Initiatives to disseminate and promote knowledge:
- The European Chair in Sustainable Development and Climate Transition, created in 2020 and headed since 2022 by Marc Ringel, aims to provide new insights for all national, European, and international organisations concerned with advancing sustainable development by linking climate transition, economic development, and social inclusion. It brings together a range of French and international stakeholders and researchers to create a truly multidisciplinary, cross-disciplinary dynamic.
- Since 1995, Sciences Po's Cartography Studio has been contributing to training by developing teaching and scientific content, and by participating in research projects and publications. Through the nature of its work, the department contributes to Sciences Po's mission of producing and disseminating knowledge that sheds light on major contemporary issues and fuels public debate, including environmental transformation.
Click here for examples of visuals created by the Cartography Studio.
Main research partnerships:
- Strategic academic partners: national research institutes (CNRS, IFREMER, INED, INSERM) and universities (INALCO and Paris Cité University) to renew the teaching offer, and develop innovative research programmes and facilities as part of the TIERED project.
- Agreements with several of Sciences Po's internationally renowned academic partners, including: Columbia University; University of Toronto; Australian National University; National University of Singapore; University of Tokyo; London School of Economics; and Central European University.
- Collaborations with leading think tanks on the environment and sustainable development, building on our long-standing partnership with IDDRI to support the impact of research on policy and the training of decision makers.

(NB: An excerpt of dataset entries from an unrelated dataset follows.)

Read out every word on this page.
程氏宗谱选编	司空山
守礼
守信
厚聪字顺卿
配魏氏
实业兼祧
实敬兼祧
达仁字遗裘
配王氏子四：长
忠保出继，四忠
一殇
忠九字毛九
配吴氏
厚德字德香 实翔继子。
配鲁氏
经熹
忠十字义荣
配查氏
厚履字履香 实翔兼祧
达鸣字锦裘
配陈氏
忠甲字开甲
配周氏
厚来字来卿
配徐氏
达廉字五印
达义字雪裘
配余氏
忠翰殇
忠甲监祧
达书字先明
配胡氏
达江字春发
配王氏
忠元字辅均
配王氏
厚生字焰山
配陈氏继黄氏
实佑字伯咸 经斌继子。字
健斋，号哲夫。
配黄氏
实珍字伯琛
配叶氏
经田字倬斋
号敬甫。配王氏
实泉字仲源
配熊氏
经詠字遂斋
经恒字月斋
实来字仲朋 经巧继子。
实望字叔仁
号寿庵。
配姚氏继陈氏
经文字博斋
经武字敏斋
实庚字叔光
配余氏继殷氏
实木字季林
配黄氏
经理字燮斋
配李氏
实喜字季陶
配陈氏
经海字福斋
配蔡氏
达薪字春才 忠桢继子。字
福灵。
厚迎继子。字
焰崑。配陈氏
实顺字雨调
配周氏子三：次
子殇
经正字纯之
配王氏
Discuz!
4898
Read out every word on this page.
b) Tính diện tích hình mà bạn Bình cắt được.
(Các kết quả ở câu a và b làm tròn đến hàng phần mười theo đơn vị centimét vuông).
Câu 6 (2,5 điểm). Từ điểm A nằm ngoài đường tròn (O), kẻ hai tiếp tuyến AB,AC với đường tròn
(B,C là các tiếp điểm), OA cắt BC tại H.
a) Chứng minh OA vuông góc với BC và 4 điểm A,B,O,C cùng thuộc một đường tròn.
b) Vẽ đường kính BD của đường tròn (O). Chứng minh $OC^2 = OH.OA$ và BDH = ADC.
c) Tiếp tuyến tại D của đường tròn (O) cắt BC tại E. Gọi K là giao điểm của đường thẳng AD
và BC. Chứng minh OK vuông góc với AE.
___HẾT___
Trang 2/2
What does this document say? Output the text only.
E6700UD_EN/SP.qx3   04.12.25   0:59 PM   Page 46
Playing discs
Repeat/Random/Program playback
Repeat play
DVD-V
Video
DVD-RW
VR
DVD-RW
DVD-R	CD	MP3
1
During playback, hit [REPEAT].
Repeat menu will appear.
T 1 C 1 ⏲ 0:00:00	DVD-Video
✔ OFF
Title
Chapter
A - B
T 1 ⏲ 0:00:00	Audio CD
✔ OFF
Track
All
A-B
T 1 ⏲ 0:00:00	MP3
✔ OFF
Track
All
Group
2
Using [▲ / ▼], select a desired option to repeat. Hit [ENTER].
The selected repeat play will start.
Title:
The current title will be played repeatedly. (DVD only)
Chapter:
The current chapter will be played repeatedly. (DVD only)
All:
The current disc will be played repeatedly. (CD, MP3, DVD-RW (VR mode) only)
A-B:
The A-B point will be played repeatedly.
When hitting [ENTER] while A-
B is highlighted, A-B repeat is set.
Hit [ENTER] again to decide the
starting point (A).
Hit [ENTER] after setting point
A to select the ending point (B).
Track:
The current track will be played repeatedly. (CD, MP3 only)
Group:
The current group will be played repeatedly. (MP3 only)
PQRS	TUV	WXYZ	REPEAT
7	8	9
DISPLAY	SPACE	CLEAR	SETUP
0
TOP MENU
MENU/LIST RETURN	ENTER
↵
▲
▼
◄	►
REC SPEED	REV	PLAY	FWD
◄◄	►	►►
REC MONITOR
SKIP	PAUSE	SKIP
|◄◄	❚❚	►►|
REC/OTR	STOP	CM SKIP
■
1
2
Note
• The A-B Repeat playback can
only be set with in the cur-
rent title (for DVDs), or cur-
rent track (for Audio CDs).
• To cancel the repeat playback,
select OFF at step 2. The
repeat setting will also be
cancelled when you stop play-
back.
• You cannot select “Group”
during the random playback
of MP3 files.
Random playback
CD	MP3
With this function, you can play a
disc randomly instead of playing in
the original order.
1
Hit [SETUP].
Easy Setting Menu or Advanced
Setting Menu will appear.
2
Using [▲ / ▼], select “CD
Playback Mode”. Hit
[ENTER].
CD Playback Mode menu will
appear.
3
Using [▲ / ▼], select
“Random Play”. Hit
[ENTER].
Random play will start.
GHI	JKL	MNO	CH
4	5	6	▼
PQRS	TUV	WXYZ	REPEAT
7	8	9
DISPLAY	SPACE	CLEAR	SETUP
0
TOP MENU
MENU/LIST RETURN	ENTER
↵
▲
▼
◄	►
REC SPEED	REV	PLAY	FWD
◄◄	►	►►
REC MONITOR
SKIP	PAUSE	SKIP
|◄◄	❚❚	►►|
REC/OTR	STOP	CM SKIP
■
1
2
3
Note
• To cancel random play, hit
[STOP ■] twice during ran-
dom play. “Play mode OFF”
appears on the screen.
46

- Partnerships with public and private stakeholders to anchor social science research in thinking about the labour market and transformative change.
About Sciences Po
Since 1872, Sciences Po's mission has been to shape free minds capable of understanding the world, in order to transform it. It places academic excellence and social inclusion at the heart of its values. Its unique academic objectives are defined by a multidisciplinary approach rooted in the humanities and social sciences, a strong international perspective, and the ability to combine fundamental knowledge with professional expertise thanks to its 290 research professors and 4,600 part-time lecturers.
A world-class research university with 11 research centres, Sciences Po takes social responsibility seriously, proposing solutions to major contemporary issues including environmental and digital transformations, changes in public policy, and the fight against inequality and discrimination. The defence of academic freedom – an essential condition for democracy and social progress – is also at the heart of our academic project.
Each year, Sciences Po trains 15,000 students, 50% of whom are international, on seven campuses (Dijon, Le Havre, Menton, Nancy, Paris, Poitiers, Reims) within the Undergraduate College, and in seven schools at Master's level (international affairs, public affairs, law, journalism, management, research, urban planning). 3,500 professionals also receive continued professional training.